Persons with mood disorders exhibit a high prevalence of Hypothalmic-pituitary-adrenal axis (HPA-axis) disturbances, notably persons with bipolar disorder and psychotic unipolar depression (82). Neuroendocrine studies have shown that up to half of depressed patients are Dexamethasone Suppression Test (DST) non-suppressors (82). These results indicate that mood disorders are associated with disturbances in negative feedback of the HPA-axis. Moreover, post-mortem studies provide evidence of reduced glucocorticoid receptor mRNA expression in post-mortem brain tissue samples from patients with bipolar disorder (83).

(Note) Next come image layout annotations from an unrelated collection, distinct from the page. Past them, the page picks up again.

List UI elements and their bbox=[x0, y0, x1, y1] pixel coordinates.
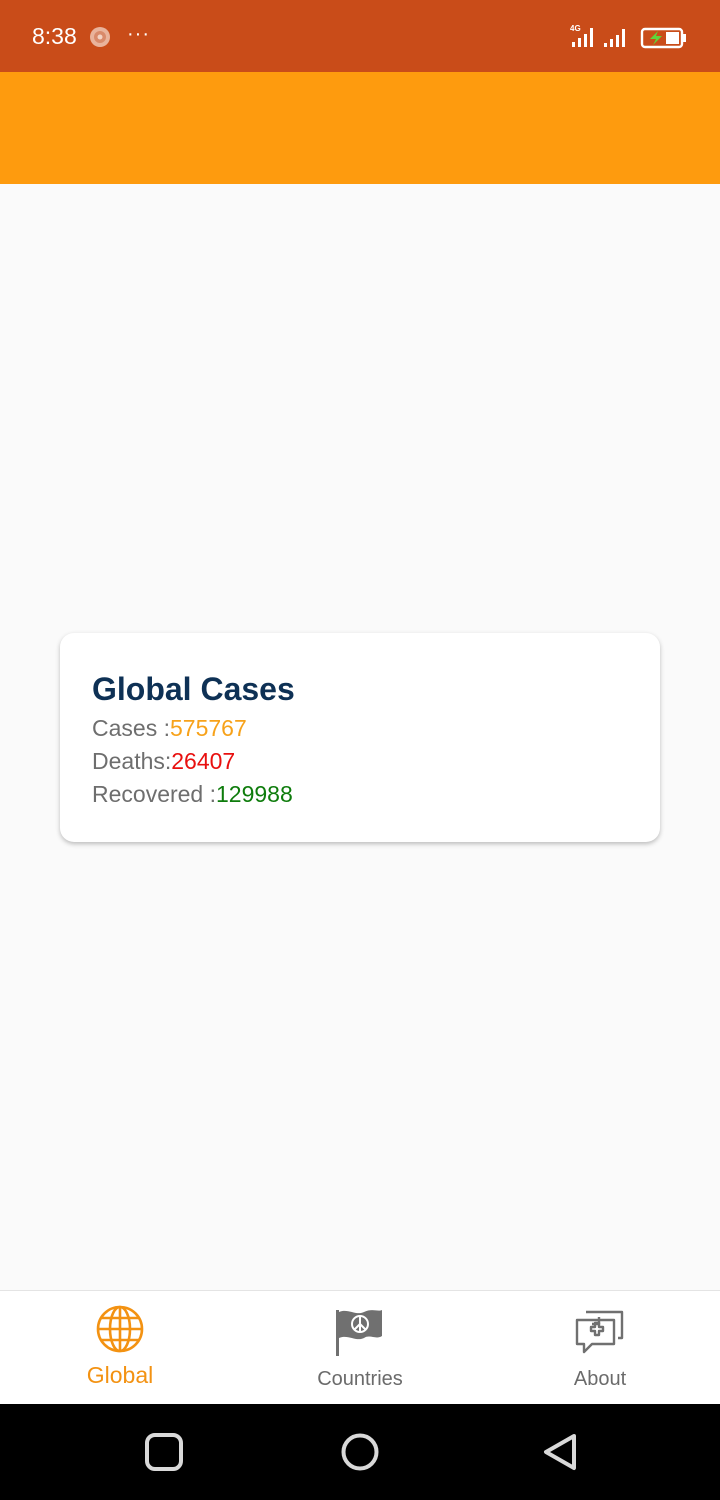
nav-item-countries[interactable]: Countries bbox=[240, 1291, 480, 1405]
cases-row: Cases :575767 bbox=[92, 713, 247, 743]
deaths-value: 26407 bbox=[171, 748, 236, 774]
app-notification-icon bbox=[90, 27, 110, 47]
nav-label-global: Global bbox=[86, 1362, 154, 1388]
medical-chat-icon bbox=[575, 1310, 624, 1354]
recovered-row: Recovered :129988 bbox=[92, 779, 293, 809]
recents-icon[interactable] bbox=[144, 1432, 184, 1472]
nav-item-global[interactable]: Global bbox=[0, 1291, 240, 1405]
home-icon[interactable] bbox=[340, 1432, 380, 1472]
card-title: Global Cases bbox=[92, 671, 295, 707]
status-overflow-dots: ··· bbox=[127, 23, 150, 45]
status-time: 8:38 bbox=[32, 23, 77, 49]
deaths-label: Deaths: bbox=[92, 748, 172, 774]
nav-label-countries: Countries bbox=[317, 1368, 403, 1390]
globe-icon bbox=[96, 1305, 144, 1353]
status-indicators: 4G bbox=[570, 24, 686, 49]
recovered-label: Recovered : bbox=[92, 781, 217, 807]
battery-charging-icon bbox=[640, 27, 686, 49]
network-type-label: 4G bbox=[570, 24, 581, 33]
back-icon[interactable] bbox=[540, 1432, 580, 1472]
nav-label-about: About bbox=[573, 1368, 627, 1390]
recovered-value: 129988 bbox=[216, 781, 293, 807]
deaths-row: Deaths:26407 bbox=[92, 746, 235, 776]
main-content: Global Cases Cases :575767 Deaths:26407 … bbox=[0, 184, 720, 1290]
flag-icon bbox=[336, 1310, 382, 1356]
system-navigation-bar bbox=[0, 1404, 720, 1500]
app-bar bbox=[0, 72, 720, 184]
signal-4g-icon: 4G bbox=[570, 24, 593, 47]
cases-label: Cases : bbox=[92, 715, 170, 741]
status-bar: 8:38 ··· 4G bbox=[0, 0, 720, 72]
bottom-navigation: Global Countries About bbox=[0, 1290, 720, 1404]
cases-value: 575767 bbox=[169, 715, 247, 741]
global-cases-card: Global Cases Cases :575767 Deaths:26407 … bbox=[60, 633, 660, 842]
signal-strength-icon bbox=[604, 29, 625, 47]
nav-item-about[interactable]: About bbox=[480, 1291, 720, 1405]
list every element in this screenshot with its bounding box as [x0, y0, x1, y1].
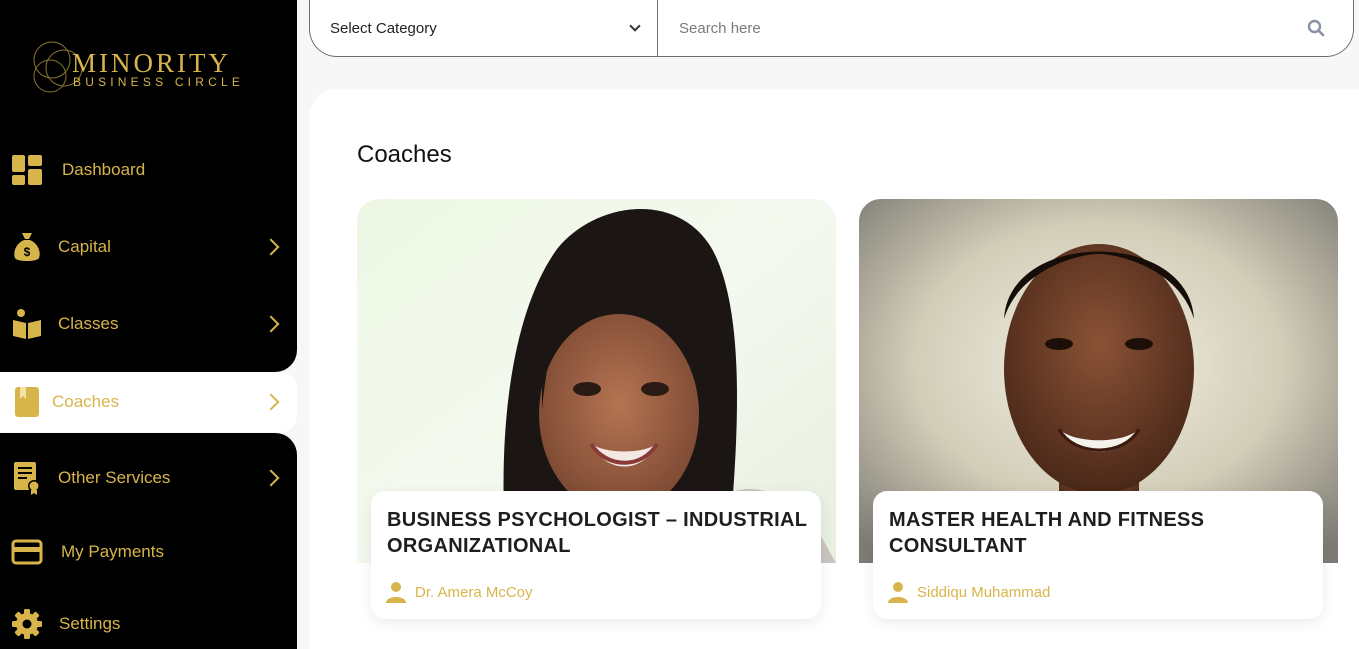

It is also reported that there is a direct correlation between peripheral cortisol levels and the severity of depressive symptoms and neurocognitive deficits (84). The hippocampus is a hormonally sensitive organ highly endowed with glucocorticoid receptors (GR). It is hypothesized that the link between HPA dysfunction and somatic toxicity in depression (i.e., allostatis) is mediated through neuronal GR within the hippocampus and other tissues throughout the body.
Taken together, mood disorders are characterized by abnormalities in biomarkers of inflammation, cellular respiration, excitotoxicity, and glucocorticoid signaling which alone, or together, may mediate the effects on neuronal integrity and function. The anti-oxidant effects of TZDs suggest a potential role in altering the neurotoxic biological effects of stress systems on neuronal structure and function.